MAKASSAR, RAKYATSULSEL -- Sengketa lahan SD Inpres Pajjaiang yang terletak di Jalan Pajjaiang, Kecamatan Biringkanaya, Kota Makassar, berbuntut pada penyegelan sekolah. Kasus yang sempat ramai pada Desember 2023 ini ternyata belum menemui titik terang antara pihak yang mengaku ahli waris lahan dengan Pemerintah Kota (Pemkot) Makassar.
Kemarin, Rabu (17/7/2024), pemilik lahan masih melakukan penggembokan pagar yang disertai pemasangan spanduk di dua gerbang pintu masuk sekolah yang berdiri sejak puluhan tahun itu. Akibatnya, puluhan siswa tidak bisa masuk dan aktivitas belajar mengajar di sekolah tersebut terganggu sejak, Selasa kemarin (16/7).
Berdasarkan informasi yang diperoleh, lahan tersebut merupakan milik almarhum Badjida Bin Koi yang kini diwariskan kepada keturunannya. Hal itu diperkuat dengan putusan Mahkamah Agung (MA) RI Nomor: 1021 K/Pdt/2020 tanggal 3 Juni 2020 berdasarkan Persil 45 D II Kohir 460 C1.
Ahli waris lahan menuntut agar Pemerintah Kota (Pemkot) Makassar segera membayarkan ganti rugi lahan sebesar Rp14 miliar sesuai dengan putusan MA tersebut.
Kuasa Hukum ahli waris, Munir Mangkana mengatakan pihaknya akan membuka segel tersebut apabila Pemerintah Kota Makassar selaku tergugat menyelesaikan ganti rugi yang dimaksudkan. Namun sebelum permintaan itu dipenuhi, pihaknya sementara melakukan penyegelan.
"Hasil pertemuan tadi sementara kita masih menunggu beberapa ahli waris lagi membuat kesepakatan baru, nantinya kesepakatan ahli waris ini akan kita sampaikan ke Pemerintah Kota Makassar seperti apa kesepakatannya. Karena pada proses hukum ini sudah akhir di pengadilan MA," kata Munir kepada wartawan, Rabu (17/7/2024).

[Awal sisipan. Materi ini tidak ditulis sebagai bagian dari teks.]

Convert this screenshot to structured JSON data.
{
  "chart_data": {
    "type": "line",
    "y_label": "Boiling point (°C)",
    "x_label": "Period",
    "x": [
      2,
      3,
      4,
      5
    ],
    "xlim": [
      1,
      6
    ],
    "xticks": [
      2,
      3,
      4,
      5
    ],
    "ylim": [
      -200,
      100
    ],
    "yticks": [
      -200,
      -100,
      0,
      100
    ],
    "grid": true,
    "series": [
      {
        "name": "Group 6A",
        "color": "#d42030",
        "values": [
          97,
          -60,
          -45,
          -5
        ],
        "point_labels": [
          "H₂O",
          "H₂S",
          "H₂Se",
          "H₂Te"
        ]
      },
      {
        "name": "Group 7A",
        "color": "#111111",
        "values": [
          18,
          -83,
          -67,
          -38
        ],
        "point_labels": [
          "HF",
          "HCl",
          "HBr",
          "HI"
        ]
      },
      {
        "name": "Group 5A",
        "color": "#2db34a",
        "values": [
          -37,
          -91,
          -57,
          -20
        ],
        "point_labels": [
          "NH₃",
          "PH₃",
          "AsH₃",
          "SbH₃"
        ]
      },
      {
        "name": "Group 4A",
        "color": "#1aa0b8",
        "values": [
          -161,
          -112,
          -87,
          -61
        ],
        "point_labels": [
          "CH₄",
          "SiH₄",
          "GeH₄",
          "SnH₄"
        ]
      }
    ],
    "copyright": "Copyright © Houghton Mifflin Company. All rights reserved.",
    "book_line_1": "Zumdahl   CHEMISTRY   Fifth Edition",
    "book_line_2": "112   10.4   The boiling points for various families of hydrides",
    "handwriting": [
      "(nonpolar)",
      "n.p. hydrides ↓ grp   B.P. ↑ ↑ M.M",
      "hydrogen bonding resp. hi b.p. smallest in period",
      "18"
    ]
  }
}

Munir menyebut, sekolah tersebut dalam waktu tiga hari ke depan akan terus disegel disertai pemasangan spanduk. Pemerintah Kota Makassar juga diminta bergeming menyelesaikan persoalan ini, terlebih sudah ada putusan MA yang menyebutkan jika lahan itu milik penggugat.
"Kami sudah banyak memberikan (kompensasi) kepada Pemkot menempati tempat itu, tapi ingat dong sudah ada putusan MA yang mengikat bahwa kepemilikan tempat itu ada pada ahli waris. Kami tetap pasang itu (spanduk) sambil menunggu hasil diskusi para ahli waris, kalau memang tidak ada niat baik dari Pemkot kami akan tutup," ucapnya.
Adapun kata Munir, nilai yang harus dibayarkan pihak Pemerintah Kota Makassar sesuai Nilai Jual Objek Pajak (NJOP) mencapai kurang lebih Rp14 miliyar, sebagaimana dalam putusan MA bahwa pihak tergugat harus segera membayar uang ganti rugi, bukan mengosongkan tanah yang di tempati sekolah tersebut.
"Putusan MA itu menyebutkan agar (Pemkot Makassar) segera membayar ke ahli waris, bukan mengosongkan, kurang lebih Rp1,5 juta per meter. Total kurang lebih Rp14 miliar," ungkapnya.
Meskipun telah dimenangkan ahli waris di tingkat MA, namun Pemerintah Kota Makassar diketahui kembali melakukan Peninjauan Kembali (PK) atas kasus tersebut. Munir menduga Pemerintah Kota Makassar memiliki alat bukti yang baru hingga kembali mengajukan proses hukum selanjutnya.